Sunday, May 12, 2019

A Long Drive to Poland

Today was a travel day. We walked to the bus station in early morning fog. Our hotel was kind enough to prepare breakfast “to-go” boxes for us, as our bus would be leaving a couple hours before the breakfast room would open. What they selected for us was heavy on meats and cheeses — not your typical All-American breakfast, but once on the bus, we consumed most of it.

Lithuania has some modern motorways (like Interstates in the U.S.) but a lot of very pot-holed 2-lane blacktops, as well. The route back-tracked to Kraunas, where we had been just yesterday on the tour bus, but we only stopped briefly at the coach station before moving on. We could have saved at least an hour by going direct, rather than hitting Kraunas, but the bus company has to fill the seats, and the stop added another 6-8 folks.

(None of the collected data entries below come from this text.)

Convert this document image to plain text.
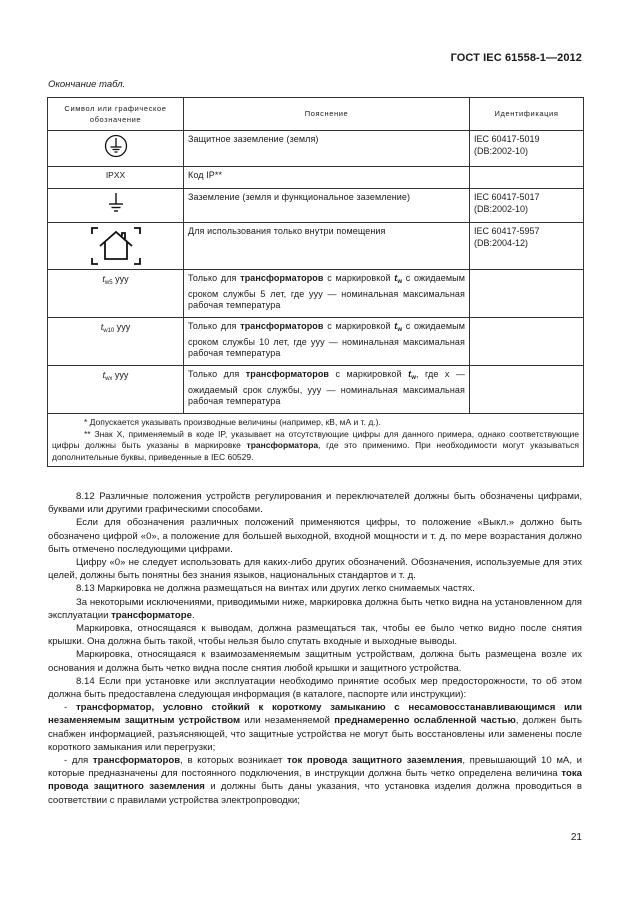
ГОСТ IEC 61558-1—2012
Окончание табл.
Символ или графическое обозначение	Пояснение	Идентификация

	Защитное заземление (земля)	IEC 60417-5019
(DB:2002-10)

IPXX	Код IP**	

	Заземление (земля и функциональное заземление)	IEC 60417-5017
(DB:2002-10)

	Для использования только внутри помещения	IEC 60417-5957
(DB:2004-12)

$t_{w5}$ yyy	Только для трансформаторов с маркировкой $t_w$ с ожидаемым сроком службы 5 лет, где yyy — номинальная максимальная рабочая температура	
$t_{w10}$ yyy	Только для трансформаторов с маркировкой $t_w$ с ожидаемым сроком службы 10 лет, где yyy — номинальная максимальная рабочая температура	
$t_{wx}$ yyy	Только для трансформаторов с маркировкой $t_w$, где x — ожидаемый срок службы, yyy — номинальная максимальная рабочая температура	

* Допускается указывать производные величины (например, кВ, мА и т. д.).

** Знак X, применяемый в коде IP, указывает на отсутствующие цифры для данного примера, однако соответствующие цифры должны быть указаны в маркировке трансформатора, где это применимо. При необходимости могут указываться дополнительные буквы, приведенные в IEC 60529.		

8.12 Различные положения устройств регулирования и переключателей должны быть обозначены цифрами, буквами или другими графическими способами.

Если для обозначения различных положений применяются цифры, то положение «Выкл.» должно быть обозначено цифрой «0», а положение для большей выходной, входной мощности и т. д. по мере возрастания должно быть отмечено последующими цифрами.

Цифру «0» не следует использовать для каких-либо других обозначений. Обозначения, используемые для этих целей, должны быть понятны без знания языков, национальных стандартов и т. д.

8.13 Маркировка не должна размещаться на винтах или других легко снимаемых частях.

За некоторыми исключениями, приводимыми ниже, маркировка должна быть четко видна на установленном для эксплуатации трансформаторе.

Маркировка, относящаяся к выводам, должна размещаться так, чтобы ее было четко видно после снятия крышки. Она должна быть такой, чтобы нельзя было спутать входные и выходные выводы.

Маркировка, относящаяся к взаимозаменяемым защитным устройствам, должна быть размещена возле их основания и должна быть четко видна после снятия любой крышки и защитного устройства.

8.14 Если при установке или эксплуатации необходимо принятие особых мер предосторожности, то об этом должна быть предоставлена следующая информация (в каталоге, паспорте или инструкции):

- трансформатор, условно стойкий к короткому замыканию с несамовосстанавливающимся или незаменяемым защитным устройством или незаменяемой преднамеренно ослабленной частью, должен быть снабжен информацией, разъясняющей, что защитные устройства не могут быть восстановлены или заменены после короткого замыкания или перегрузки;

- для трансформаторов, в которых возникает ток провода защитного заземления, превышающий 10 мА, и которые предназначены для постоянного подключения, в инструкции должна быть четко определена величина тока провода защитного заземления и должны быть даны указания, что установка изделия должна проводиться в соответствии с правилами устройства электропроводки;

21
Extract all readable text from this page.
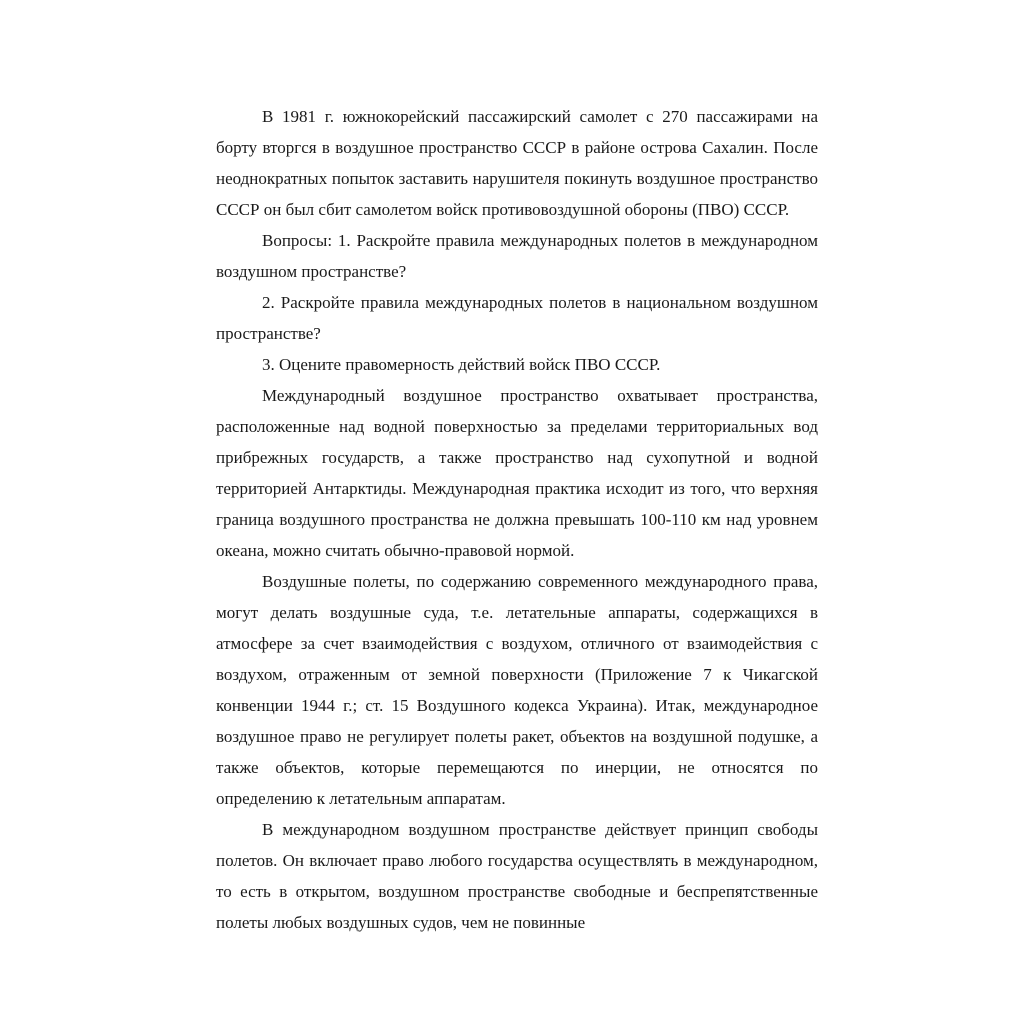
В 1981 г. южнокорейский пассажирский самолет с 270 пассажирами на борту вторгся в воздушное пространство СССР в районе острова Сахалин. После неоднократных попыток заставить нарушителя покинуть воздушное пространство СССР он был сбит самолетом войск противовоздушной обороны (ПВО) СССР.

Вопросы: 1. Раскройте правила международных полетов в международном воздушном пространстве?

2. Раскройте правила международных полетов в национальном воздушном пространстве?

3. Оцените правомерность действий войск ПВО СССР.

Международный воздушное пространство охватывает пространства, расположенные над водной поверхностью за пределами территориальных вод прибрежных государств, а также пространство над сухопутной и водной территорией Антарктиды. Международная практика исходит из того, что верхняя граница воздушного пространства не должна превышать 100-110 км над уровнем океана, можно считать обычно-правовой нормой.

Воздушные полеты, по содержанию современного международного права, могут делать воздушные суда, т.е. летательные аппараты, содержащихся в атмосфере за счет взаимодействия с воздухом, отличного от взаимодействия с воздухом, отраженным от земной поверхности (Приложение 7 к Чикагской конвенции 1944 г.; ст. 15 Воздушного кодекса Украина). Итак, международное воздушное право не регулирует полеты ракет, объектов на воздушной подушке, а также объектов, которые перемещаются по инерции, не относятся по определению к летательным аппаратам.

В международном воздушном пространстве действует принцип свободы полетов. Он включает право любого государства осуществлять в международном, то есть в открытом, воздушном пространстве свободные и беспрепятственные полеты любых воздушных судов, чем не повинные
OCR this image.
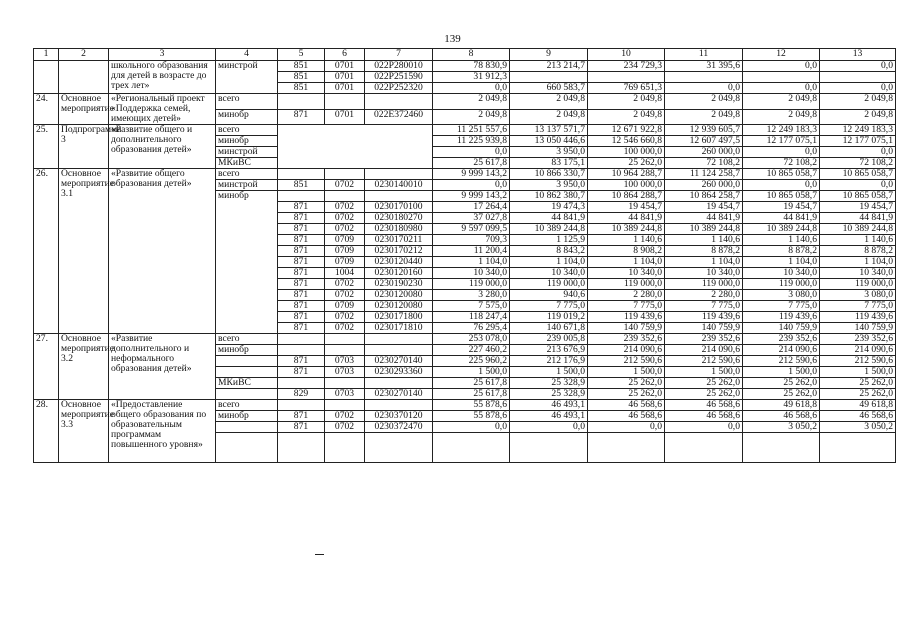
139
1	2	3	4	5	6	7	8	9	10	11	12	13
		школьного образования для детей в возрасте до трех лет»	минстрой	851	0701	022P280010	78 830,9	213 214,7	234 729,3	31 395,6	0,0	0,0
				851	0701	022P251590	31 912,3					
				851	0701	022P252320	0,0	660 583,7	769 651,3	0,0	0,0	0,0
24.	Основное мероприятие	«Региональный проект «Поддержка семей, имеющих детей»	всего				2 049,8	2 049,8	2 049,8	2 049,8	2 049,8	2 049,8
			минобр	871	0701	022E372460	2 049,8	2 049,8	2 049,8	2 049,8	2 049,8	2 049,8
25.	Подпрограмма 3	«Развитие общего и дополнительного образования детей»	всего				11 251 557,6	13 137 571,7	12 671 922,8	12 939 605,7	12 249 183,3	12 249 183,3
			минобр				11 225 939,8	13 050 446,6	12 546 660,8	12 607 497,5	12 177 075,1	12 177 075,1
			минстрой				0,0	3 950,0	100 000,0	260 000,0	0,0	0,0
			МКиВС				25 617,8	83 175,1	25 262,0	72 108,2	72 108,2	72 108,2
26.	Основное мероприятие 3.1	«Развитие общего образования детей»	всего				9 999 143,2	10 866 330,7	10 964 288,7	11 124 258,7	10 865 058,7	10 865 058,7
			минстрой	851	0702	0230140010	0,0	3 950,0	100 000,0	260 000,0	0,0	0,0
			минобр				9 999 143,2	10 862 380,7	10 864 288,7	10 864 258,7	10 865 058,7	10 865 058,7
				871	0702	0230170100	17 264,4	19 474,3	19 454,7	19 454,7	19 454,7	19 454,7
				871	0702	0230180270	37 027,8	44 841,9	44 841,9	44 841,9	44 841,9	44 841,9
				871	0702	0230180980	9 597 099,5	10 389 244,8	10 389 244,8	10 389 244,8	10 389 244,8	10 389 244,8
				871	0709	0230170211	709,3	1 125,9	1 140,6	1 140,6	1 140,6	1 140,6
				871	0709	0230170212	11 200,4	8 843,2	8 908,2	8 878,2	8 878,2	8 878,2
				871	0709	0230120440	1 104,0	1 104,0	1 104,0	1 104,0	1 104,0	1 104,0
				871	1004	0230120160	10 340,0	10 340,0	10 340,0	10 340,0	10 340,0	10 340,0
				871	0702	0230190230	119 000,0	119 000,0	119 000,0	119 000,0	119 000,0	119 000,0
				871	0702	0230120080	3 280,0	940,6	2 280,0	2 280,0	3 080,0	3 080,0
				871	0709	0230120080	7 575,0	7 775,0	7 775,0	7 775,0	7 775,0	7 775,0
				871	0702	0230171800	118 247,4	119 019,2	119 439,6	119 439,6	119 439,6	119 439,6
				871	0702	0230171810	76 295,4	140 671,8	140 759,9	140 759,9	140 759,9	140 759,9
27.	Основное мероприятие 3.2	«Развитие дополнительного и неформального образования детей»	всего				253 078,0	239 005,8	239 352,6	239 352,6	239 352,6	239 352,6
			минобр				227 460,2	213 676,9	214 090,6	214 090,6	214 090,6	214 090,6
				871	0703	0230270140	225 960,2	212 176,9	212 590,6	212 590,6	212 590,6	212 590,6
				871	0703	0230293360	1 500,0	1 500,0	1 500,0	1 500,0	1 500,0	1 500,0
			МКиВС				25 617,8	25 328,9	25 262,0	25 262,0	25 262,0	25 262,0
				829	0703	0230270140	25 617,8	25 328,9	25 262,0	25 262,0	25 262,0	25 262,0
28.	Основное мероприятие 3.3	«Предоставление общего образования по образовательным программам повышенного уровня»	всего				55 878,6	46 493,1	46 568,6	46 568,6	49 618,8	49 618,8
			минобр	871	0702	0230370120	55 878,6	46 493,1	46 568,6	46 568,6	46 568,6	46 568,6
				871	0702	0230372470	0,0	0,0	0,0	0,0	3 050,2	3 050,2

As we neared the border, the table-top flat farm fields of the Baltics began to change into a rolling terrain that looks a lot like southeastern Iowa.

Crossing from one EU country to another is usually about as dramatic as crossing from Iowa to Minnesota, and the border station was boarded up. But a Lithuanian border patrol car was parked in the median, and a fellow in camou fatigues indicated to the driver that our coach should pull over to the shoulder. He barely glanced at our passports, but looked intently at those of the young women on the bus, and questioned some of them. I think this stop was about trafficking.

Polack jokes were popular when I was a kid, but once in Poland the road improved, the farmsteads looked neat and well-maintained with lots of John Deere equipment parked near the buildings. The villages we passed looked clean and modern. When we finally arrived in Warsaw (which the rest of the world calls, “VOR-shaw”) we encountered a very prosperous, modern city in every respect. They should tell Lithuanian jokes, instead.
Google Maps took us the long way around to our hotel, for some reason. But check-in was quick, and after almost 8 hours on a bus we were ready to walk. After one false start down the wrong street, we got re-oriented and headed for the “Royal Way” which is closed to traffic and open to pedestrians and hordes of those damned electric scooters one can rent by the minute with a cell phone app. We avoided being run down and made our way to the Fryderyk Chopin Museum.
Chopin is very big here — they even named the airport after him. How many places name their airport after a composer and piano player? It only cost us about $3.50 each (in Polish Zlotys — they don’t use the Euro here) and it was supposed to be very modern and high-tech. But many of the computerized displays didn’t work correctly, and most of the artifacts were simply displayed without any context. If you were already an expert on the life of Chopin when you walked in, it was probably pretty fascinating, but if you weren’t up on his many girlfriends, a letter he wrote to some gal back in 1832 probably didn’t mean a lot. They had everything but context.
 Street parade

We walked back to the Royal Way and decided to sit down at one of the sidewalk cafes for a beer. But just as we sat, the cold front blew through and the rain began. We fled to the interior of the restaurant and were fortunate to get one of the fist inside tables. Others waited until full downpour and had to stand and wait as waiters and waitresses scrambled to regroup. We enjoyed our beer, then ordered pirogies — traditional Polish dumplings — until the rain abated and we could walk back to our hotel.






1 comment:

Rachel said...

I’m most jealous of your visit to the Chopin museum and consuming pirogies!